There is a vast body of literature on 19th Century Chicago, yet historians have given insufficient attention to European interest in the new wonder of America. This is the value of Arnold Lewis’ book “An Early Encounter With Tomorrow: Europeans, Chicago’s Loop, and the World’s Columbian Exposition.” It is the first comprehensive account of reaction in Germany, France and Great Britain to the city the German writer Ernst von Hesse-Wartegg called “perhaps the most powerful human creation of all time.”
Lewis, an emeritus professor of art history at the College of Wooster in Ohio, limits his focus largely to European encounters with the World’s Columbian Exposition and the Loop, the downtown commercial zone formed by the city’s first cable-car lines. His section on the World’s Fair is flat and familiar, but he does give a fresh account (with the aid of his own translations) of European assessments of what was then the world’s most congested and highly integrated commercial core.
European visitors were overwhelmed by the velocity of Chicago, Lewis argues, because so much of the city’s commercial energy was confined to its 1-square-kilometer Loop, intensifying its impact, whereas Manhattan’s commercial growth extended for miles along its radiating avenues. The terrific crowding and tumult of the Loop were shocking, even frightening, for first-time visitors to the City of Speed. Cable cars pushing through heavy traffic slammed into slow-moving drays, lifting them into the air and overturning wagons and teams, while high above the chaos of the streets, the iron frames of new temples of trade went up at the rate of a story every three days. Signs hanging over office doors in the Loop read “Away for Lunch: Back in Five Minutes,” and the movement of crowds on the streets reminded Hesse-Wartegg of “an infantry attack.”
Europeans were horrified at the number of pedestrians killed or maimed at unguarded railroad intersections just outside the Loop, two persons a day on average. (Steam trains were banned from the center of Paris, and even New York, for that matter.) “(I)t is cheaper to kill people than to elevate the railways, and human life in Chicago is nothing compared with money,” remarked Australia’s A.G. Stephens.
Everything in the Loop seemed to be organized for the efficient conduct of capitalist work. Within a single Chicago skyscraper, with its vertical array of business, legal, advertising and communication services, million-dollar deals were sealed, European businessmen marveled, in a matter of minutes.
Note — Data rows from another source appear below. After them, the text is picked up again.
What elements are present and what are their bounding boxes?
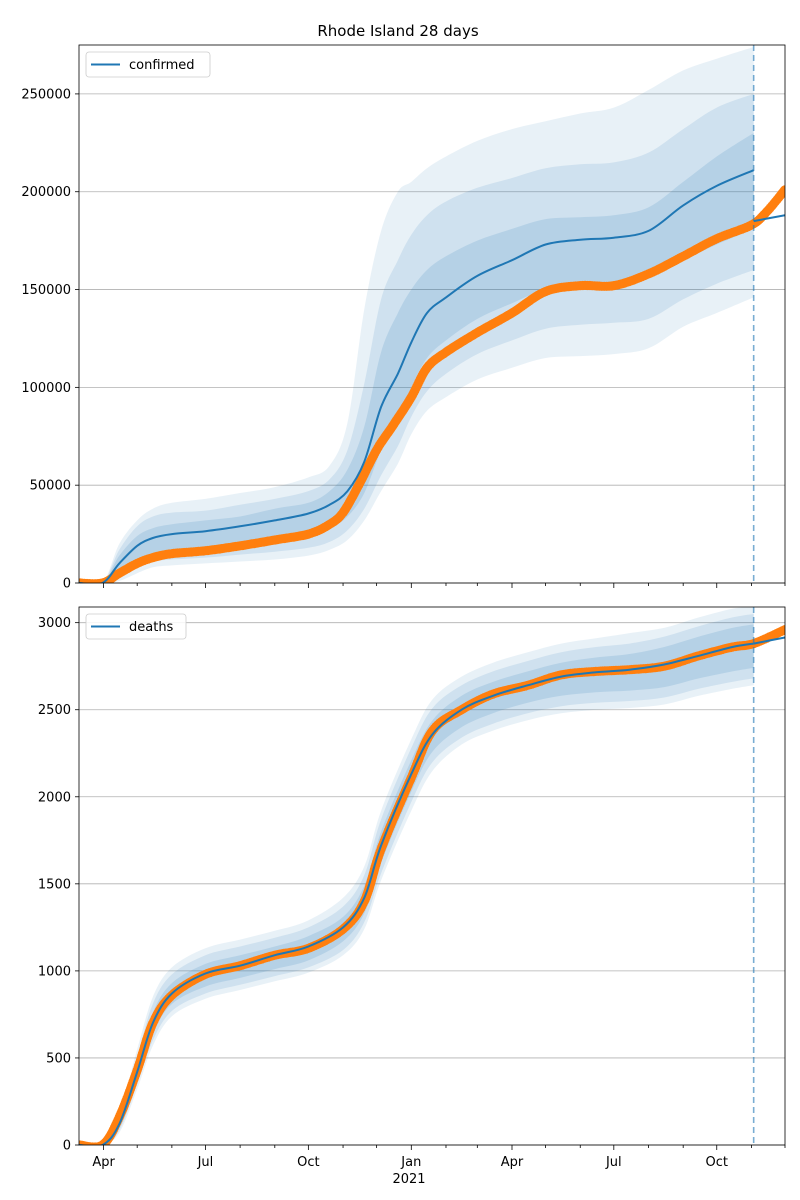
band-p99	[79, 47, 754, 583]
model-continuation-line	[753, 636, 785, 645]
plot-area	[79, 607, 785, 1145]
y-tick-label: 0	[63, 577, 71, 592]
band-p80	[79, 624, 754, 1145]
observed-marker	[780, 625, 785, 635]
legend-label: confirmed	[129, 58, 195, 73]
x-tick-label: Jan	[400, 1155, 421, 1170]
legend: deaths	[85, 613, 187, 640]
legend-frame	[85, 613, 187, 640]
y-tick-label: 250000	[21, 87, 71, 102]
observed-marker	[780, 185, 785, 195]
y-tick-label: 0	[63, 1139, 71, 1154]
legend: confirmed	[85, 51, 211, 78]
y-tick-label: 200000	[21, 185, 71, 200]
model-line	[79, 642, 754, 1145]
band-p80	[79, 133, 754, 583]
model-line	[79, 169, 755, 583]
y-tick-label: 1000	[38, 964, 71, 979]
chart-title: Rhode Island 28 days	[317, 22, 478, 40]
band-p95	[79, 614, 754, 1145]
y-tick-label: 100000	[21, 381, 71, 396]
x-tick-label: Oct	[297, 1155, 319, 1170]
year-label: 2021	[392, 1172, 425, 1187]
axes-frame	[78, 44, 786, 584]
deaths-panel: 0 500 1000 1500 2000 2500 3000 Apr Jul Oct Jan Apr J…	[38, 606, 786, 1170]
y-tick-label: 1500	[38, 877, 71, 892]
y-tick-label: 2500	[38, 703, 71, 718]
band-p95	[79, 93, 754, 583]
plot-area	[79, 47, 785, 583]
legend-label: deaths	[129, 620, 174, 635]
y-tick-label: 2000	[38, 790, 71, 805]
observed-series	[79, 185, 785, 583]
y-tick-label: 3000	[38, 616, 71, 631]
legend-frame	[85, 51, 211, 78]
x-tick-label: Apr	[501, 1155, 524, 1170]
model-continuation-line	[753, 214, 785, 223]
x-tick-label: Jul	[605, 1155, 622, 1170]
x-tick-label: Oct	[706, 1155, 728, 1170]
x-tick-label: Jul	[197, 1155, 214, 1170]
y-tick-label: 150000	[21, 283, 71, 298]
confirmed-panel: 0 50000 100000 150000 200000 250000 confirmed	[21, 44, 786, 592]
y-tick-label: 500	[46, 1051, 71, 1066]
x-tick-label: Apr	[92, 1155, 115, 1170]
observed-series	[79, 625, 785, 1145]
y-tick-label: 50000	[30, 479, 71, 494]
axes-frame	[78, 606, 786, 1146]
Places outside the Loop, such as the Union Stock Yards, were even more efficiently organized as production machines, Lewis points out, but then he fails, inexplicably, to deal with them. This is unfortunate, for when astute foreign observers came to Chicago to witness the ideas behind the American economic “miracle,” they usually went first to the synchronized killing mills of Armour and Swift or to the wondrous merchandising machines of Richard Sears and Aaron Montgomery Ward. Lewis does not even describe European reaction to the best place inside the Loop to feel the beating pulse of busy Chicago: the trading pits of the Board of Trade.
It seems a waste to have spent 20 years unearthing such a vast and vivid collection of material and not use it to give a more fully rounded account of foreign reaction to Chicago. There is also a lot of repetition in the book, and a dozen and more sentences that a sharp editor would not have permitted to pass into print. Even so, “An Early Encounter With Tomorrow” is an important book. Through the eyes of a rich range of outsiders–architects and journalists, businessmen and writers, economists and engineers–we see Chicago of the 1890s for what it truly was, not just a regional capital, but also a world city, one whose international significance is only beginning to be appreciated.